The main purpose of this standard is to assist a financial cloud service customer in establishing and following an orderly cloud management lifecycle. This includes transition to, maintenance of and exit from systems and applications that utilize cloud computing. The standard also informs the providers and developers of cloud services as they design and implement systems and products that meet the needs of financial clients: services that will be marketable as secure, auditable and compliant with industry regulations. Finally, auditors and other security professionals can use this standard as a set of evaluation criteria when performing security assessments of cloud services.
The financial industry has been a strong adopter of cloud services, particularly in the US, with applications having grown to include business-critical systems such as credit scoring, trade data management and risk modeling. Accordingly, bankers and providers of financial services need to understand these technologies, establish an approach for identifying key risks and controls, and adhere to cloud management and security requirements – needs that X9.125 fills.

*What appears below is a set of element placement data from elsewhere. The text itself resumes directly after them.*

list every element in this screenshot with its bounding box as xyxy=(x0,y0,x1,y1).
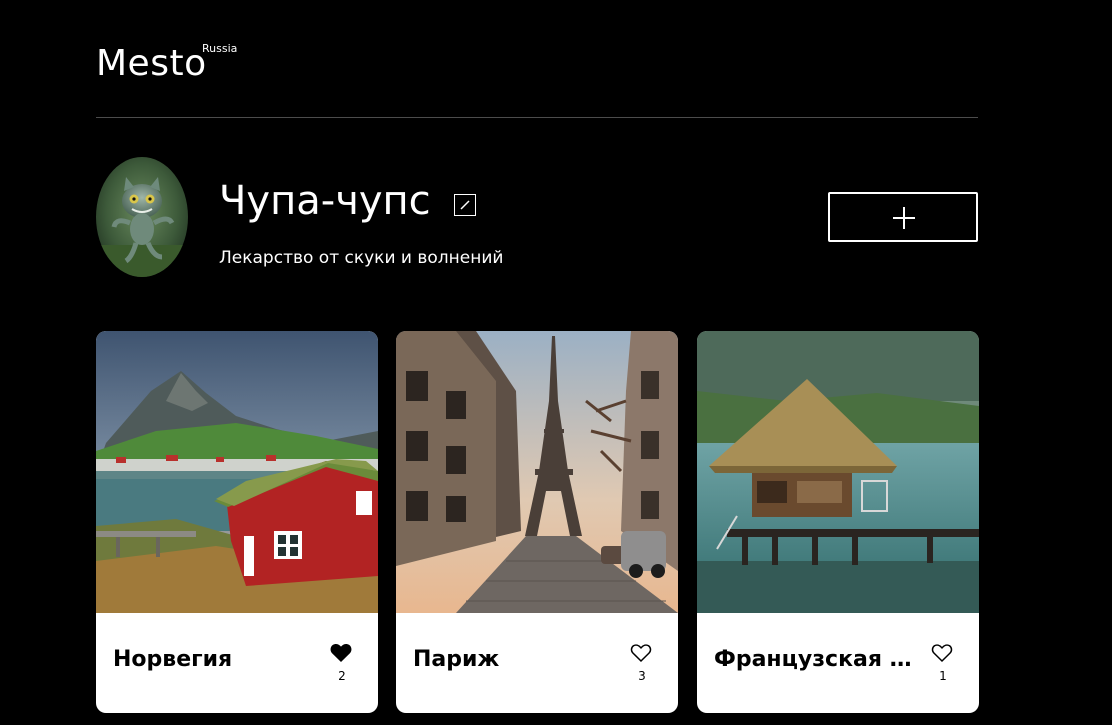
paris-eiffel-tower-image xyxy=(396,331,678,613)
plus-icon xyxy=(893,207,915,229)
logo[interactable]: Mesto xyxy=(96,43,207,84)
avatar-image xyxy=(96,157,188,277)
like-count: 1 xyxy=(939,669,947,683)
header: Mesto Russia xyxy=(96,40,978,118)
add-card-button[interactable] xyxy=(828,192,978,242)
card-image[interactable] xyxy=(697,331,979,613)
overwater-bungalow-image xyxy=(697,331,979,613)
like-button[interactable] xyxy=(931,641,955,665)
card-image[interactable] xyxy=(396,331,678,613)
pencil-icon xyxy=(460,200,470,210)
profile-about: Лекарство от скуки и волнений xyxy=(219,248,504,268)
profile-name: Чупа-чупс xyxy=(219,178,431,224)
heart-outline-icon xyxy=(931,644,953,663)
logo-superscript: Russia xyxy=(202,42,238,55)
page: Mesto Russia Чупа-чупс Лекарство от скук… xyxy=(0,0,1112,725)
card-title: Французская Полинезия xyxy=(714,647,929,672)
edit-profile-button[interactable] xyxy=(454,194,476,216)
avatar[interactable] xyxy=(96,157,188,277)
like-button[interactable] xyxy=(630,641,654,665)
card: Французская Полинезия 1 xyxy=(697,331,979,713)
like-count: 2 xyxy=(338,669,346,683)
heart-filled-icon xyxy=(330,643,352,662)
card: Норвегия 2 xyxy=(96,331,378,713)
card-image[interactable] xyxy=(96,331,378,613)
heart-outline-icon xyxy=(630,644,652,663)
card-title: Норвегия xyxy=(113,647,233,672)
card: Париж 3 xyxy=(396,331,678,713)
card-title: Париж xyxy=(413,647,500,672)
norway-landscape-image xyxy=(96,331,378,613)
like-count: 3 xyxy=(638,669,646,683)
like-button[interactable] xyxy=(330,641,354,665)
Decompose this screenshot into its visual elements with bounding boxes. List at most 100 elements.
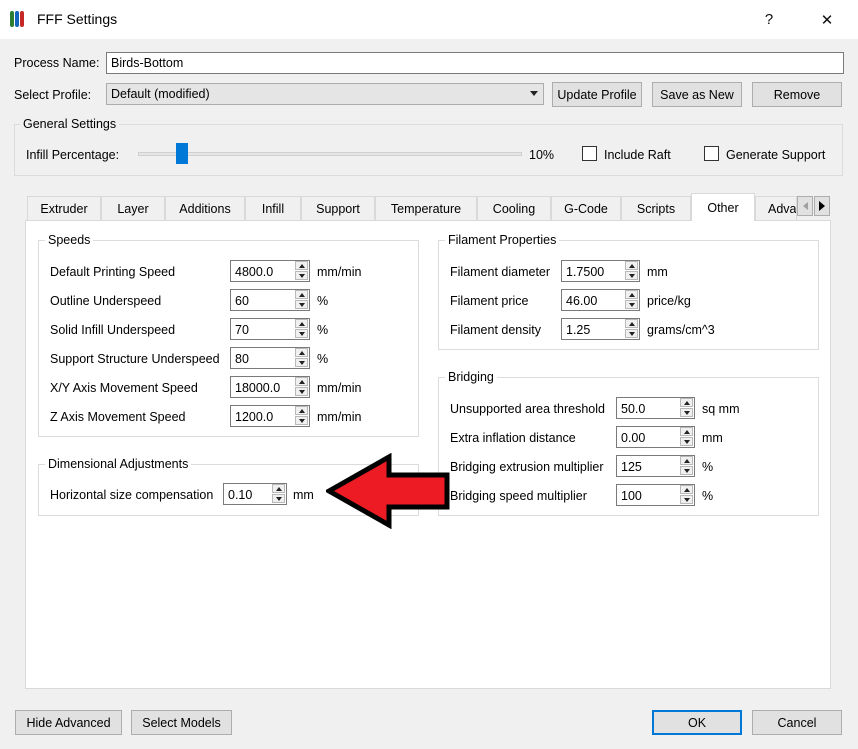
default-printing-speed-spinbox[interactable]: 4800.0 bbox=[230, 260, 310, 282]
app-icon bbox=[10, 10, 28, 28]
tab-layer[interactable]: Layer bbox=[101, 196, 165, 220]
update-profile-button[interactable]: Update Profile bbox=[552, 82, 642, 107]
spin-down-button[interactable] bbox=[295, 271, 308, 280]
spinbox-value: 0.00 bbox=[621, 431, 646, 445]
bridging-row-unit: mm bbox=[702, 431, 723, 445]
bridging-speed-multiplier-spinbox[interactable]: 100 bbox=[616, 484, 695, 506]
spinbox-value: 1200.0 bbox=[235, 410, 274, 424]
spin-down-button[interactable] bbox=[680, 495, 693, 504]
spin-down-button[interactable] bbox=[680, 408, 693, 417]
spinbox-value: 125 bbox=[621, 460, 642, 474]
hide-advanced-button[interactable]: Hide Advanced bbox=[15, 710, 122, 735]
generate-support-checkbox[interactable] bbox=[704, 146, 719, 161]
tab-support[interactable]: Support bbox=[301, 196, 375, 220]
tab-scroll-right-button[interactable] bbox=[814, 196, 830, 216]
spin-up-button[interactable] bbox=[680, 485, 693, 494]
dimensional-row-unit: mm bbox=[293, 488, 314, 502]
infill-slider-handle[interactable] bbox=[176, 143, 189, 164]
window-title: FFF Settings bbox=[37, 11, 118, 27]
spin-down-button[interactable] bbox=[625, 329, 638, 338]
bridging-row-unit: % bbox=[702, 489, 714, 503]
spin-down-button[interactable] bbox=[295, 387, 308, 396]
general-settings-title: General Settings bbox=[20, 117, 120, 131]
spin-down-button[interactable] bbox=[295, 358, 308, 367]
z-axis-movement-speed-spinbox[interactable]: 1200.0 bbox=[230, 405, 310, 427]
filament-row-label: Filament density bbox=[450, 323, 542, 337]
spin-down-button[interactable] bbox=[295, 300, 308, 309]
solid-infill-underspeed-spinbox[interactable]: 70 bbox=[230, 318, 310, 340]
spin-up-button[interactable] bbox=[680, 456, 693, 465]
spinbox-value: 1.7500 bbox=[566, 265, 605, 279]
tab-temperature[interactable]: Temperature bbox=[375, 196, 477, 220]
filament-properties-title: Filament Properties bbox=[445, 233, 560, 247]
spin-up-button[interactable] bbox=[625, 261, 638, 270]
select-profile-label: Select Profile: bbox=[14, 88, 92, 102]
spin-down-button[interactable] bbox=[625, 300, 638, 309]
filament-density-spinbox[interactable]: 1.25 bbox=[561, 318, 640, 340]
tab-extruder[interactable]: Extruder bbox=[27, 196, 101, 220]
filament-row-unit: mm bbox=[647, 265, 668, 279]
speeds-row-unit: % bbox=[317, 294, 329, 308]
filament-price-spinbox[interactable]: 46.00 bbox=[561, 289, 640, 311]
outline-underspeed-spinbox[interactable]: 60 bbox=[230, 289, 310, 311]
remove-button[interactable]: Remove bbox=[752, 82, 842, 107]
spin-down-button[interactable] bbox=[625, 271, 638, 280]
spinbox-value: 80 bbox=[235, 352, 249, 366]
xy-axis-movement-speed-spinbox[interactable]: 18000.0 bbox=[230, 376, 310, 398]
dimensional-row-label: Horizontal size compensation bbox=[50, 488, 214, 502]
process-name-input[interactable]: Birds-Bottom bbox=[106, 52, 844, 74]
spin-up-button[interactable] bbox=[295, 290, 308, 299]
spin-up-button[interactable] bbox=[295, 377, 308, 386]
tab-scripts[interactable]: Scripts bbox=[621, 196, 691, 220]
spin-up-button[interactable] bbox=[625, 290, 638, 299]
spin-down-button[interactable] bbox=[295, 416, 308, 425]
spin-down-button[interactable] bbox=[295, 329, 308, 338]
tab-g-code[interactable]: G-Code bbox=[551, 196, 621, 220]
tab-other[interactable]: Other bbox=[691, 193, 755, 221]
spin-up-button[interactable] bbox=[272, 484, 285, 493]
bridging-row-label: Bridging extrusion multiplier bbox=[450, 460, 604, 474]
profile-dropdown[interactable]: Default (modified) bbox=[106, 83, 544, 105]
spin-down-button[interactable] bbox=[272, 494, 285, 503]
spinbox-value: 0.10 bbox=[228, 488, 253, 502]
bridging-extrusion-multiplier-spinbox[interactable]: 125 bbox=[616, 455, 695, 477]
tab-infill[interactable]: Infill bbox=[245, 196, 301, 220]
spin-up-button[interactable] bbox=[295, 348, 308, 357]
chevron-down-icon bbox=[530, 91, 538, 96]
unsupported-area-threshold-spinbox[interactable]: 50.0 bbox=[616, 397, 695, 419]
speeds-row-label: Z Axis Movement Speed bbox=[50, 410, 186, 424]
filament-diameter-spinbox[interactable]: 1.7500 bbox=[561, 260, 640, 282]
spin-down-button[interactable] bbox=[680, 466, 693, 475]
speeds-row-label: Support Structure Underspeed bbox=[50, 352, 220, 366]
tab-cooling[interactable]: Cooling bbox=[477, 196, 551, 220]
process-name-label: Process Name: bbox=[14, 56, 100, 70]
horizontal-size-compensation-spinbox[interactable]: 0.10 bbox=[223, 483, 287, 505]
close-button[interactable]: ✕ bbox=[804, 0, 850, 39]
spinbox-value: 70 bbox=[235, 323, 249, 337]
select-models-button[interactable]: Select Models bbox=[131, 710, 232, 735]
include-raft-checkbox[interactable] bbox=[582, 146, 597, 161]
spin-up-button[interactable] bbox=[295, 261, 308, 270]
tab-advanced[interactable]: Adva bbox=[755, 196, 797, 220]
help-button[interactable]: ? bbox=[746, 0, 792, 39]
spin-up-button[interactable] bbox=[680, 398, 693, 407]
speeds-row-label: X/Y Axis Movement Speed bbox=[50, 381, 198, 395]
generate-support-label: Generate Support bbox=[726, 148, 826, 162]
tab-scroll-left-button[interactable] bbox=[797, 196, 813, 216]
spin-up-button[interactable] bbox=[295, 319, 308, 328]
tab-additions[interactable]: Additions bbox=[165, 196, 245, 220]
spinbox-value: 60 bbox=[235, 294, 249, 308]
support-structure-underspeed-spinbox[interactable]: 80 bbox=[230, 347, 310, 369]
title-bar: FFF Settings ? ✕ bbox=[0, 0, 858, 39]
spin-up-button[interactable] bbox=[625, 319, 638, 328]
spin-down-button[interactable] bbox=[680, 437, 693, 446]
spin-up-button[interactable] bbox=[295, 406, 308, 415]
infill-slider-track[interactable] bbox=[138, 152, 522, 156]
save-as-new-button[interactable]: Save as New bbox=[652, 82, 742, 107]
spinbox-value: 46.00 bbox=[566, 294, 598, 308]
ok-button[interactable]: OK bbox=[652, 710, 742, 735]
cancel-button[interactable]: Cancel bbox=[752, 710, 842, 735]
extra-inflation-distance-spinbox[interactable]: 0.00 bbox=[616, 426, 695, 448]
speeds-title: Speeds bbox=[45, 233, 94, 247]
spin-up-button[interactable] bbox=[680, 427, 693, 436]
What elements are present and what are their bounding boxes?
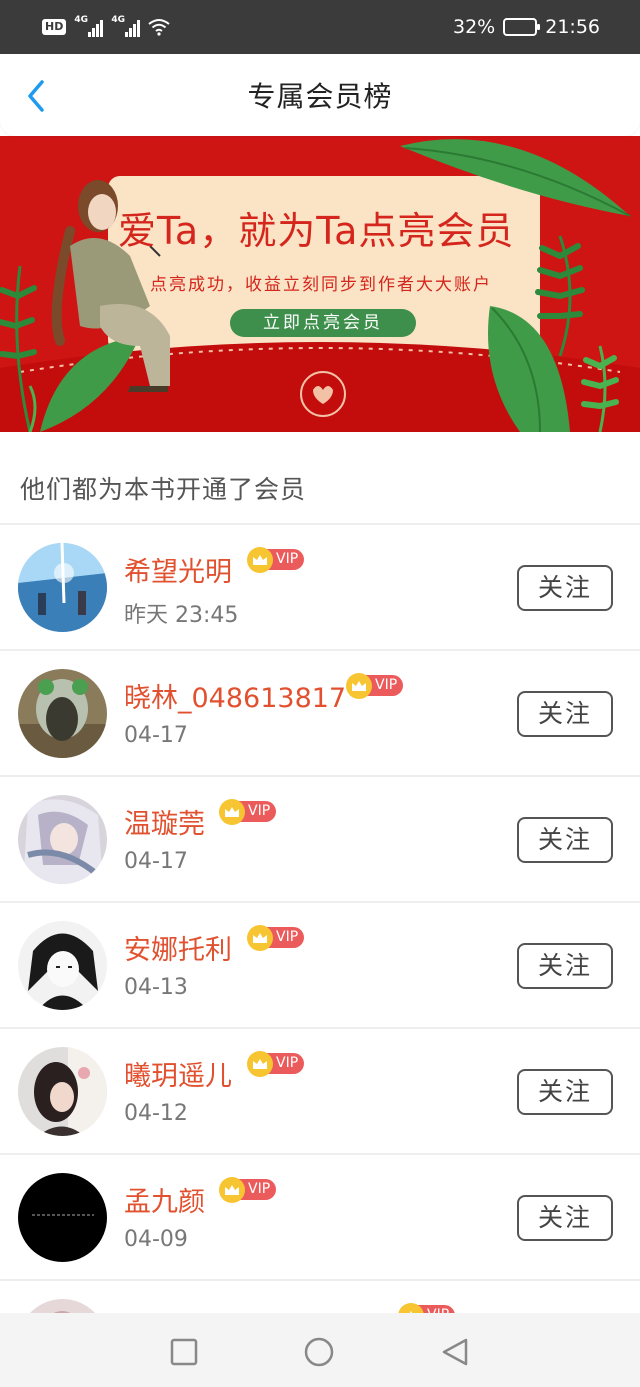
avatar-image (18, 543, 107, 632)
member-row[interactable]: 曦玥遥儿 VIP 04-12 关注 (0, 1029, 640, 1155)
member-name[interactable]: 安娜托利 (124, 928, 232, 967)
follow-button[interactable]: 关注 (517, 943, 613, 989)
wifi-icon (148, 19, 170, 36)
promo-banner[interactable]: 爱Ta，就为Ta点亮会员 点亮成功，收益立刻同步到作者大大账户 立即点亮会员 (0, 136, 640, 432)
crown-icon (247, 925, 273, 951)
member-name[interactable]: 温璇莞 (124, 802, 205, 841)
avatar[interactable] (18, 543, 107, 632)
member-name[interactable]: 曦玥遥儿 (124, 1054, 232, 1093)
status-right: 32% 21:56 (453, 16, 600, 38)
network-label: 4G (111, 15, 125, 25)
avatar[interactable] (18, 921, 107, 1010)
battery-percent: 32% (453, 16, 496, 38)
avatar-image (18, 669, 107, 758)
follow-button[interactable]: 关注 (517, 817, 613, 863)
crown-icon (219, 1177, 245, 1203)
avatar[interactable] (18, 669, 107, 758)
circle-icon[interactable] (304, 1337, 334, 1367)
back-button[interactable] (18, 76, 54, 116)
member-row[interactable]: 安娜托利 VIP 04-13 关注 (0, 903, 640, 1029)
crown-icon (247, 1051, 273, 1077)
status-left: HD 4G 4G (42, 15, 170, 37)
member-time: 04-13 (124, 975, 188, 1000)
status-bar: HD 4G 4G 32% 21:56 (0, 0, 640, 54)
banner-subtitle: 点亮成功，收益立刻同步到作者大大账户 (150, 275, 492, 295)
avatar-image (18, 1047, 107, 1136)
follow-button[interactable]: 关注 (517, 565, 613, 611)
member-name[interactable]: 晓林_048613817 (124, 676, 346, 715)
square-icon[interactable] (169, 1337, 199, 1367)
crown-icon (247, 547, 273, 573)
member-time: 昨天 23:45 (124, 603, 239, 628)
light-up-vip-button[interactable]: 立即点亮会员 (230, 309, 416, 337)
battery-icon (503, 18, 541, 36)
member-time: 04-12 (124, 1101, 188, 1126)
hd-icon: HD (42, 19, 67, 35)
follow-button[interactable]: 关注 (517, 691, 613, 737)
clock: 21:56 (545, 16, 600, 38)
member-time: 04-17 (124, 849, 188, 874)
signal-icon: 4G (74, 15, 104, 37)
member-time: 04-09 (124, 1227, 188, 1252)
follow-button[interactable]: 关注 (517, 1195, 613, 1241)
member-name[interactable]: 孟九颜 (124, 1180, 205, 1219)
banner-heading: 爱Ta，就为Ta点亮会员 (118, 209, 515, 253)
member-name[interactable]: 希望光明 (124, 550, 232, 589)
page-title: 专属会员榜 (247, 80, 393, 113)
member-row[interactable]: 孟九颜 VIP 04-09 关注 (0, 1155, 640, 1281)
section-title: 他们都为本书开通了会员 (20, 475, 307, 504)
avatar[interactable] (18, 1047, 107, 1136)
avatar-image (18, 921, 107, 1010)
member-time: 04-17 (124, 723, 188, 748)
avatar-image (18, 1173, 107, 1262)
network-label: 4G (74, 15, 88, 25)
follow-button[interactable]: 关注 (517, 1069, 613, 1115)
crown-icon (346, 673, 372, 699)
header-bar: 专属会员榜 (0, 54, 640, 136)
avatar[interactable] (18, 795, 107, 884)
member-row[interactable]: 希望光明 VIP 昨天 23:45 关注 (0, 525, 640, 651)
avatar[interactable] (18, 1173, 107, 1262)
signal-icon: 4G (111, 15, 141, 37)
member-row[interactable]: 晓林_048613817 VIP 04-17 关注 (0, 651, 640, 777)
crown-icon (219, 799, 245, 825)
chevron-left-icon (28, 80, 44, 112)
member-row[interactable]: 温璇莞 VIP 04-17 关注 (0, 777, 640, 903)
triangle-back-icon[interactable] (440, 1337, 470, 1367)
system-navigation-bar (0, 1313, 640, 1387)
avatar-image (18, 795, 107, 884)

“For the better part of a decade, as cloud computing has ramped up and business workloads have moved to the cloud, the challenges of the technology environment, along with operational and business risks, have become more complicated for the financial industry,” said Jeff Stapleton, chair of the X9 working group that developed X9.125, in a statement. “The new standard addresses these issues and creates a roadmap to enhanced management and security. We are grateful to the many X9 member company representatives who contributed their expertise to the creation of X9.125, with special recognition to the Object Management Group for its generous support and expertise in the development of this standard.”